In 2014, when you turn 26, you need to have your own insurance. Either through work or by purchasing a policy.

Do you happen to have a list of states that affects? Or know if Georgia, in particular, is one of those states?

It affects the entire country. It’s a national requirement.

Err, I meant to say, the states that had laws that previously restricted out-of-school students under 26 from staying on their parents’ insurance plan.

My mention of states was because Maryland, for example, already requires coverage of kids until 26, so if you live in one of those states you may not see a difference in the new plan.

Is there anything big that will happen in four years that will change for people already out of school?

Rather than saying the states “restricted” older students from being covered, I believe the proper terminology would be to say they “did not require” older students to be covered.

For isntance, here’s a section of the law in Missouri:

However, in the covering memo, the Department of Insurance also said, “An insurer or HMO will have the choice to provide coverage past 12:01 a.m. on the 25th birthday of the dependent.”

In other words, the age limit of 25 in Missouri is a minimum, not a maximum.

Yes, insurance companies will no longer be allowed to deny you coverage because of pre-existing conditions. For my two children who have aged out of dependent coverage but don’t have employers who offer health insurance, this is very big, indeed.

Thanks, guys! This helped a lot!

I could always use any extraneous information anyone wants to throw at me, though. :stuck_out_tongue:

You can always download it and read it :wink: (Actually, you can use search in the PDF fairly productively)

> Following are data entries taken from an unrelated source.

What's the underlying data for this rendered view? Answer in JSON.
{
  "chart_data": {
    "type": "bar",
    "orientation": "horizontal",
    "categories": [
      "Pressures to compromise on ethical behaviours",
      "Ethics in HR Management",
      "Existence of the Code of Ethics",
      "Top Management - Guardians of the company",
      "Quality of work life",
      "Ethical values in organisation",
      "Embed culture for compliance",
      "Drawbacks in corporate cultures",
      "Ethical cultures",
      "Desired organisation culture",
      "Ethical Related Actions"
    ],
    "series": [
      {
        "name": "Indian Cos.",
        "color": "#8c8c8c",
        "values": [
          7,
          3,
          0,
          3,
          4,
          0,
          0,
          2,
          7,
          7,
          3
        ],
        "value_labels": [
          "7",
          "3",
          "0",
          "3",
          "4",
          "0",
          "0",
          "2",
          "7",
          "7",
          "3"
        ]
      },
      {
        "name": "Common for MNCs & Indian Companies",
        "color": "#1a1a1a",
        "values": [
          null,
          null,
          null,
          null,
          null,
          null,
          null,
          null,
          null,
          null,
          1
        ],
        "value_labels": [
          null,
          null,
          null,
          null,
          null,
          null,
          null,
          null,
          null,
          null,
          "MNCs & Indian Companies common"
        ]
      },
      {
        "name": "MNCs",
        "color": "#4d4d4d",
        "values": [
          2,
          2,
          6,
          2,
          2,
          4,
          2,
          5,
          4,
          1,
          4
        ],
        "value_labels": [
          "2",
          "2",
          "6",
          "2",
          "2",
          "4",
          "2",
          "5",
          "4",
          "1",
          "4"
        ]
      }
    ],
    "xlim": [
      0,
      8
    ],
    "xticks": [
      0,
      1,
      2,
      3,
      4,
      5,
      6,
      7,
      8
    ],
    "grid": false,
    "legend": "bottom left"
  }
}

The last one is the final bill.

The biggest change is the one mentioned – starting in 2014, everyone will be required to carry insurance or pay a fine, while at the same time, insurance companies will not be permitted to deny coverage – or even charge higher rates – for those with preexisting conditions or a history of illness, and won’t be permitted to drop people when they do become sick.

People without employer-sponsored insurance will be enrolled in state (or possibly regional) exchanges so they can be part of a large pool of insureds. Spreading the risk is the name of the game in insurance, so when you have a bunch of folks in a big pool, rates go down. At the same time, employers of more than, IIRC, 50 employees will be “encouranged” to provide coverage, or pay a fine of their own. Employers will be given tax credits for this, and individuals with low to moderate incomes will be provided subsidies to purchase the required insurance.

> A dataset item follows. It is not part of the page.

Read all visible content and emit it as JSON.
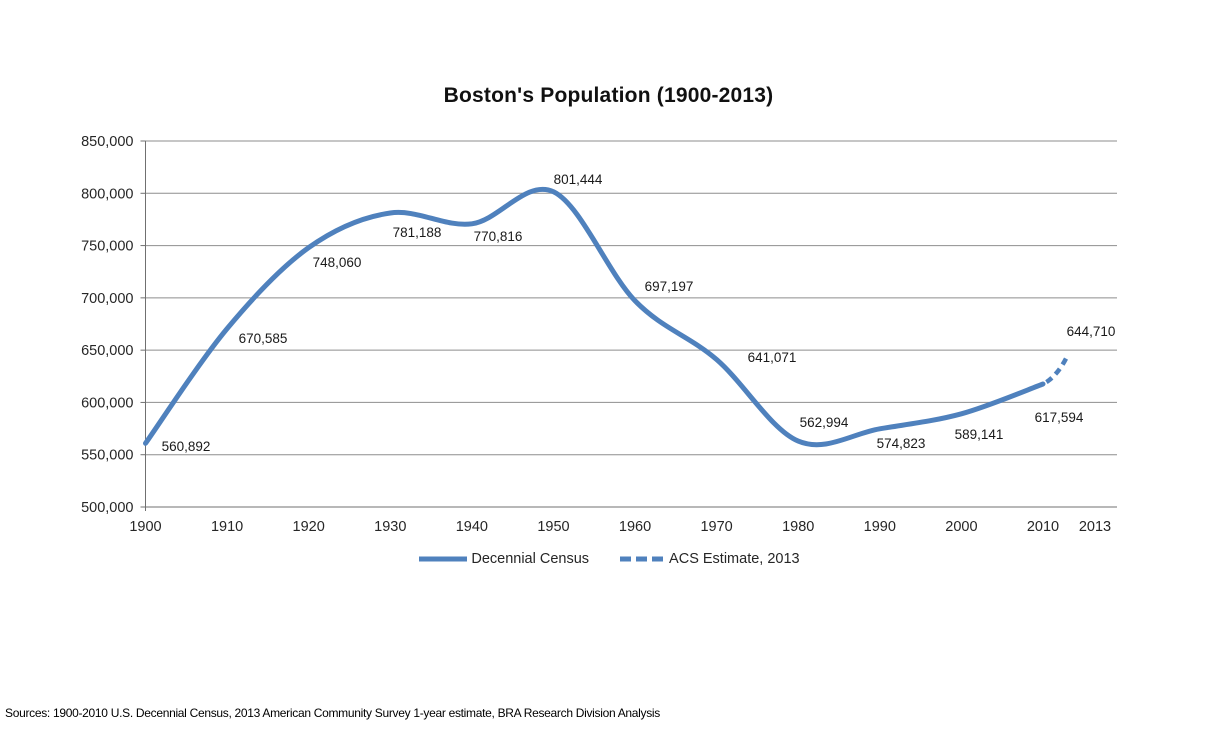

Additionally, there have been changes to the student loan program. They won’t apply to you, as you’re graduating. But starting IIRC later this year, the federal government will no longer be subsidizing the provision of private Stafford loans. Instead, the government will be loaning the money directly. What had been happening is that the banks had provided the loans – and so reaped the profits from interest payments – but they didn’t carry the risk of default. That was borne by the fisc. Basically, the government was just pissing away $60 billion to provide a windfall to private lenders. Now that goes away – the same amount will be available for loans, and at AFAIK the same rates (possibly rates will tend to go down), but the fisc that’s taking the risk of loss will also be the ones who reap the profits. $36 billion of the savings will go to increased Pell education grants, while the rest will go to subsidizing community and historically black colleges and paying for a (relatively small) part of the health care expansion.

Moreover, the rest will also pay for a limit on repayment of student loans. I’m a little fuzzy on this, but my understanding is that for new loans (maybe this doesn’t start right away), repayment will be capped at 10% of discretionary income for 10 years. That means that federal loans, at least, won’t hamper people from taking lower wage jobs, for instance in the public sector, or in teaching. Again, this is only for new loans, but if you go to grad school someday, you may benefit.